Лахезис - Дубов Юлий Анатольевич
— Да дурак он, — отрезал Фролыч. — Чистый дурак. На фига он мне сдался — закладывать его! Списки — это да. Это я показал кому следует. А про него — кому он нужен! Кому это интересно, кто списки принес? Интересно — правда там или липа, вот это интересно. А кто принес — это дело десятое.
— Ну так или иначе, его вычислили и теперь будут гноить. Ты ж знаешь, как они это умеют. Повышение похерили, вместо этого понизили, он ждет, что вообще погонят. Может, взять его?
— С ума съехал? Гэбэшника на работу? Он тебе наработает.
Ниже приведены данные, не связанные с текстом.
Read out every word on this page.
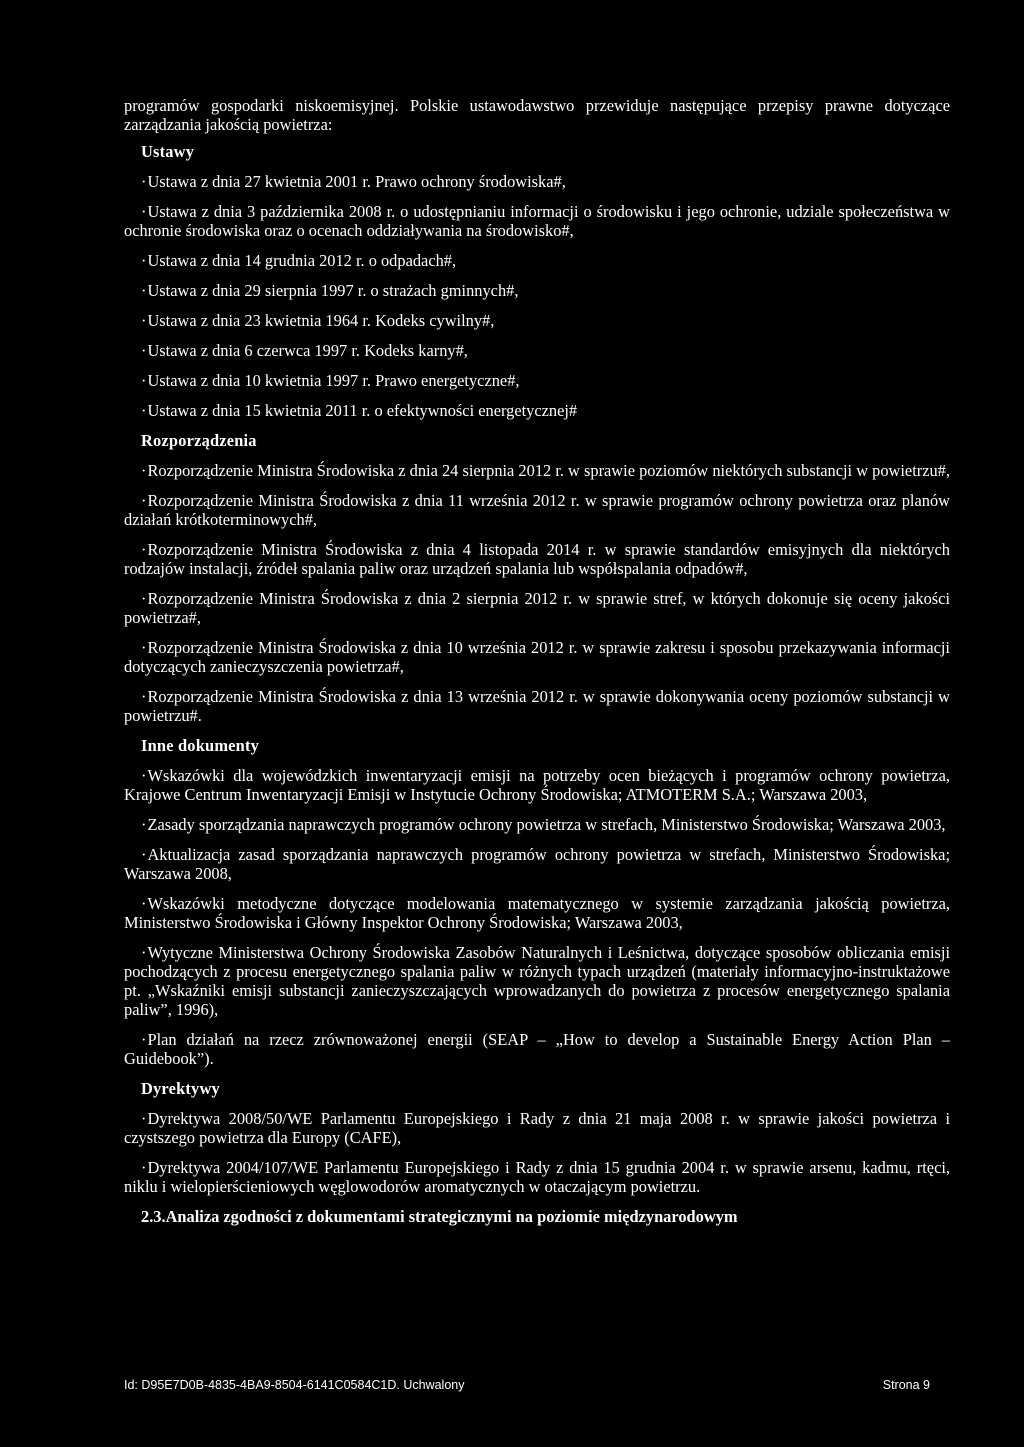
programów gospodarki niskoemisyjnej. Polskie ustawodawstwo przewiduje następujące przepisy prawne dotyczące zarządzania jakością powietrza:

Ustawy

· Ustawa z dnia 27 kwietnia 2001 r. Prawo ochrony środowiska#,

· Ustawa z dnia 3 października 2008 r. o udostępnianiu informacji o środowisku i jego ochronie, udziale społeczeństwa w ochronie środowiska oraz o ocenach oddziaływania na środowisko#,

· Ustawa z dnia 14 grudnia 2012 r. o odpadach#,

· Ustawa z dnia 29 sierpnia 1997 r. o strażach gminnych#,

· Ustawa z dnia 23 kwietnia 1964 r. Kodeks cywilny#,

· Ustawa z dnia 6 czerwca 1997 r. Kodeks karny#,

· Ustawa z dnia 10 kwietnia 1997 r. Prawo energetyczne#,

· Ustawa z dnia 15 kwietnia 2011 r. o efektywności energetycznej#

Rozporządzenia

· Rozporządzenie Ministra Środowiska z dnia 24 sierpnia 2012 r. w sprawie poziomów niektórych substancji w powietrzu#,

· Rozporządzenie Ministra Środowiska z dnia 11 września 2012 r. w sprawie programów ochrony powietrza oraz planów działań krótkoterminowych#,

· Rozporządzenie Ministra Środowiska z dnia 4 listopada 2014 r. w sprawie standardów emisyjnych dla niektórych rodzajów instalacji, źródeł spalania paliw oraz urządzeń spalania lub współspalania odpadów#,

· Rozporządzenie Ministra Środowiska z dnia 2 sierpnia 2012 r. w sprawie stref, w których dokonuje się oceny jakości powietrza#,

· Rozporządzenie Ministra Środowiska z dnia 10 września 2012 r. w sprawie zakresu i sposobu przekazywania informacji dotyczących zanieczyszczenia powietrza#,

· Rozporządzenie Ministra Środowiska z dnia 13 września 2012 r. w sprawie dokonywania oceny poziomów substancji w powietrzu#.

Inne dokumenty

· Wskazówki dla wojewódzkich inwentaryzacji emisji na potrzeby ocen bieżących i programów ochrony powietrza, Krajowe Centrum Inwentaryzacji Emisji w Instytucie Ochrony Środowiska; ATMOTERM S.A.; Warszawa 2003,

· Zasady sporządzania naprawczych programów ochrony powietrza w strefach, Ministerstwo Środowiska; Warszawa 2003,

· Aktualizacja zasad sporządzania naprawczych programów ochrony powietrza w strefach, Ministerstwo Środowiska; Warszawa 2008,

· Wskazówki metodyczne dotyczące modelowania matematycznego w systemie zarządzania jakością powietrza, Ministerstwo Środowiska i Główny Inspektor Ochrony Środowiska; Warszawa 2003,

· Wytyczne Ministerstwa Ochrony Środowiska Zasobów Naturalnych i Leśnictwa, dotyczące sposobów obliczania emisji pochodzących z procesu energetycznego spalania paliw w różnych typach urządzeń (materiały informacyjno-instruktażowe pt. „Wskaźniki emisji substancji zanieczyszczających wprowadzanych do powietrza z procesów energetycznego spalania paliw”, 1996),

· Plan działań na rzecz zrównoważonej energii (SEAP – „How to develop a Sustainable Energy Action Plan – Guidebook”).

Dyrektywy

· Dyrektywa 2008/50/WE Parlamentu Europejskiego i Rady z dnia 21 maja 2008 r. w sprawie jakości powietrza i czystszego powietrza dla Europy (CAFE),

· Dyrektywa 2004/107/WE Parlamentu Europejskiego i Rady z dnia 15 grudnia 2004 r. w sprawie arsenu, kadmu, rtęci, niklu i wielopierścieniowych węglowodorów aromatycznych w otaczającym powietrzu.

2.3.Analiza zgodności z dokumentami strategicznymi na poziomie międzynarodowym

Id: D95E7D0B-4835-4BA9-8504-6141C0584C1D. Uchwalony	Strona 9
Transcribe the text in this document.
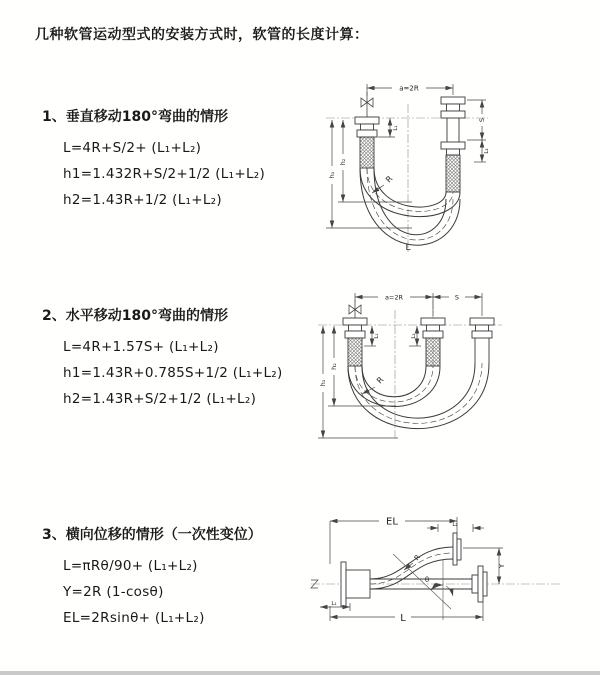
几种软管运动型式的安装方式时，软管的长度计算：
1、垂直移动180°弯曲的情形
L=4R+S/2+ (L₁+L₂)
h1=1.432R+S/2+1/2 (L₁+L₂)
h2=1.43R+1/2 (L₁+L₂)
a=2R
h₁
h₂
L₁
S
L₂
R
L
2、水平移动180°弯曲的情形
L=4R+1.57S+ (L₁+L₂)
h1=1.43R+0.785S+1/2 (L₁+L₂)
h2=1.43R+S/2+1/2 (L₁+L₂)
a=2R	S
h₁
h₂
L₁	L₂
R
3、横向位移的情形（一次性变位）
L=πRθ/90+ (L₁+L₂)
Y=2R (1-cosθ)
EL=2Rsinθ+ (L₁+L₂)
EL	L₂
θ
Y
R
L₁
L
Если тебе надо будет кого-нибудь оттуда, тебе пришлют. Только без самодеятельности.
— Жалко его, Фролыч.
— Ладно, — сказал Фролыч. — Смотри, Николай Федорович подъехали. Сейчас государственные вопросы обсуждать будем, типа кого куда и кому сколько. Решу я его проблему.
Мирон мне больше не звонил и в ресторан не приглашал, но от Фролыча я через некоторое время узнал, что раскрутить историю обратно и вернуть Мирона на планировавшуюся полковничью должность не получилось. Кто-то кому-то что-то уже обещал, прошла некая серия назначений, и незаполненных пустот в ожидаемых местах не оказалось. Но из архива его убрали и дали должность, приличествующую для майорского звания.
Квазимодо. Камень двенадцатый
Штурм Останкино был в самом разгаре, когда Фролыч без всякого предупреждения заявился ко мне. Он, вопреки обыкновению, был одет в какую-то дачную рвань: пузатая куртка из кожзаменителя, под ней байковая пенсионерская ковбойка, зеленые штаны стройотрядовского фасона и туристические ботинки на полиуретановой подошве.
— Ты сегодня пил? — озабоченно спросил он с порога.
— Ты знаешь, который час? — поинтересовался я. — Самое время проверять, кто и когда пил.
Фролыч подошел к окну, аккуратно выглянул за штору и нервно зашагал по комнате.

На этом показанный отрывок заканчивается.